Rubella is an infectious disease caused by the Rubivirus. This virus is transmitted from person to person by droplets from the nose, mouth and throat.
Rubella is generally benign and manifests itself in the form of fever, malaise, lymphadenopathy and general rash of the skin. Adults, mainly women, may also suffer from arthritis and painful joints for 3-10 days.
Rubella is a contagious infectious disease that is transmitted from one person to another through contact with nasal, throat or mouth secretions. Rubella is contagious from 7 days before to 7 days after the onset of the rash, with maximum infectivity during the catarrhal phase (phase of malaise prior to the appearance of the rash) and 1 to 5 days after the skin rash has become visible.
In pregnant women, rubella can have serious consequences for the fetus. The fetus may be infected with the virus during pregnancy. This creates an increased risk of miscarriage, stillbirth or the birth of a child with congenital rubella syndrome (CRS). Children with CRS can have a wide range of abnormalities: heart disease, cataract, deafness, retardation and malformations.
A diagnosis of rubella is first made based on clinical symptoms and then confirmed by laboratory tests (serum and/or nose and throat swab).
There is also prenatal screening, in which “healthy women” without clinical symptoms are tested for the presence of sufficient protective antibodies in the blood. Determination of the protective antibodies titer (IgG) is sufficient for this purpose. Determination of specific antibodies against rubella (IgM) is only necessary in persons with clinical signs and suspected rubella symptoms.
There is no specific treatment for rubella. The disease can be prevented by vaccination.

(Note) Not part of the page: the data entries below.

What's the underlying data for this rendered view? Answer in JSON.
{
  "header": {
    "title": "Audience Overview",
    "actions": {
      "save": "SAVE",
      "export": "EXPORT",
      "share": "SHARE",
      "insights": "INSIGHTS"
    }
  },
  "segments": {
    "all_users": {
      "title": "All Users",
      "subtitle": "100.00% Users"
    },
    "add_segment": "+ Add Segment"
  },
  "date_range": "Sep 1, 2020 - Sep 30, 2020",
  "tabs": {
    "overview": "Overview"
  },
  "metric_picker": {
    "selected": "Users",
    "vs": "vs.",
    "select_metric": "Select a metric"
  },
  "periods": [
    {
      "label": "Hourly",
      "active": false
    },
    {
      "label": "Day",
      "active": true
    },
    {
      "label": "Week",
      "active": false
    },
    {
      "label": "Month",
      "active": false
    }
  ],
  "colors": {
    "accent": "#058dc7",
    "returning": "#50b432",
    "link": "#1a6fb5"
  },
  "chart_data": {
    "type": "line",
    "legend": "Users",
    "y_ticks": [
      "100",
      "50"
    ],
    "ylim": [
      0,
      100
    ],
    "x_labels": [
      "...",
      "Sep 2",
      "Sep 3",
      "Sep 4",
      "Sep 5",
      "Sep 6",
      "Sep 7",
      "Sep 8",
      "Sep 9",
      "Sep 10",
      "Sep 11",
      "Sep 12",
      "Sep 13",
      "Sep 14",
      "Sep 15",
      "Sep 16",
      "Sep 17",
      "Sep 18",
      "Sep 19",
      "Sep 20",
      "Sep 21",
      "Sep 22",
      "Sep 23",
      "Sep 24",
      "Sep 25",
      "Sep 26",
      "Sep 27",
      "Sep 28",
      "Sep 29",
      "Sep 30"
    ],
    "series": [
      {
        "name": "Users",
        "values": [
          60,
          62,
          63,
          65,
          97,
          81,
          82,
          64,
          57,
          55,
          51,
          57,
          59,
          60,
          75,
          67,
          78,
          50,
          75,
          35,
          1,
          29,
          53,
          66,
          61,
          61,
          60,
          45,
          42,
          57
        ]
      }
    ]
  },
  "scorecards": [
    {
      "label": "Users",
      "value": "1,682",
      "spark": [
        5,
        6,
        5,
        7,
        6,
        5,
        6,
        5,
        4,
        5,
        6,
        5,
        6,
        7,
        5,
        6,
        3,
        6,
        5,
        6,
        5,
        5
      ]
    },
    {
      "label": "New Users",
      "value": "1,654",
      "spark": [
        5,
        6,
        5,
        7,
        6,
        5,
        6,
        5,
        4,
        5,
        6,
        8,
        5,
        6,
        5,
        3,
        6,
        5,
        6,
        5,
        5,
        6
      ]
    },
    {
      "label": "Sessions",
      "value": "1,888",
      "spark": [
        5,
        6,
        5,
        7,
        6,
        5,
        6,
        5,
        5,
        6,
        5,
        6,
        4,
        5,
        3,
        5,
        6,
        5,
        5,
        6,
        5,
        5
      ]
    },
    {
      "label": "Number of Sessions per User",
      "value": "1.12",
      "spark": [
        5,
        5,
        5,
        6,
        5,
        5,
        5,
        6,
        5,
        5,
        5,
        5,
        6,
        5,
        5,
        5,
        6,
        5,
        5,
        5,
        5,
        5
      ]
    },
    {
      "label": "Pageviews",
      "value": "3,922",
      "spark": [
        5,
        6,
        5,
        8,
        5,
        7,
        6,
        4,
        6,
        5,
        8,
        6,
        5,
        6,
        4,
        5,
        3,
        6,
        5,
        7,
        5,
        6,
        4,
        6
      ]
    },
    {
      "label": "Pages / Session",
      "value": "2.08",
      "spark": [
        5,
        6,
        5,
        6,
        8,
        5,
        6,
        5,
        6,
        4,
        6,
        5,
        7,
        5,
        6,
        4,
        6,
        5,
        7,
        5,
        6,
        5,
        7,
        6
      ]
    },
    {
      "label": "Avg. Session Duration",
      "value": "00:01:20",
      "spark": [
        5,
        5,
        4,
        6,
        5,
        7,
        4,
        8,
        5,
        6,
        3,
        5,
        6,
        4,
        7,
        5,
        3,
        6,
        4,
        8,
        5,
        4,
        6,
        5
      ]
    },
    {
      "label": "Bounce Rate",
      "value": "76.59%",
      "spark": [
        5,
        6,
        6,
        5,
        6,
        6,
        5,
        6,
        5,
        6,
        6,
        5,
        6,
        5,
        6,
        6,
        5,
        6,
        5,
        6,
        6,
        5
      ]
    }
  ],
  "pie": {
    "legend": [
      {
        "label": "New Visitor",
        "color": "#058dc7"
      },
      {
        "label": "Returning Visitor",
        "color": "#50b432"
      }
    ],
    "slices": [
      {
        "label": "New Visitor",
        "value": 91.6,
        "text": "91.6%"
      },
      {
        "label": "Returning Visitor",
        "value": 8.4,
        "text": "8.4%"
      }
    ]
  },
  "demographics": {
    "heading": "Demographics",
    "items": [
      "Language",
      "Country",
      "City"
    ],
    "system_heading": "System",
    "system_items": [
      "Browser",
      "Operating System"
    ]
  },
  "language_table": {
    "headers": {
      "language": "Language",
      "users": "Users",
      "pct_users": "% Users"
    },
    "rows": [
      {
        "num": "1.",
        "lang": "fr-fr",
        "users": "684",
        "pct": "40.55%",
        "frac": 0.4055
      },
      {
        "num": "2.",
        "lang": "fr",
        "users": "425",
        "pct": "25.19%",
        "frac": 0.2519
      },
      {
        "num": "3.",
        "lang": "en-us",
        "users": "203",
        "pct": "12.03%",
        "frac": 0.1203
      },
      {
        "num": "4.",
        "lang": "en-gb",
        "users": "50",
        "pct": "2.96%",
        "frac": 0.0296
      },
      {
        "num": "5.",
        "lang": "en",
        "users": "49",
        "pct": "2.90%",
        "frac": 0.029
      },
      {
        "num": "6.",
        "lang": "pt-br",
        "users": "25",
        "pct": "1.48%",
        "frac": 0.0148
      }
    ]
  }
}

The vaccination schedule provides for two doses, one at the age of 12 months and one at the age of 10-12 years. These vaccines are part of the basic vaccination scheme for children and adolescents and are offered free of charge through government vaccination programs.
It is important to note that there is strict monitoring of the quality of all vaccines on the market in Europe. Only after a European Official Medicines Control Laboratory (OMCL) has checked the quality of a vaccine can it be placed on the market. This control consists on the one hand of a critical review of the production data and quality analyses carried out by the vaccine manufacturer and on the other hand of additional analyses carried out by an OMCL. This control is one of Sciensano’s responsibilities.
Rubella occurs mainly in winter and spring, but can occur throughout the year.
All non-vaccinated persons constitute a possible risk group. In particular, children under 1 year of age, pregnant women, persons with immunosuppressive disorders and staff in the care sector. In pregnant women, rubella can have serious consequences for the fetus (see complications).
Because of the public health risks, rubella is a compulsorily notifiable infectious disease in Brussels and congenital rubella syndrome (CRS) is notifiable in Wallonia.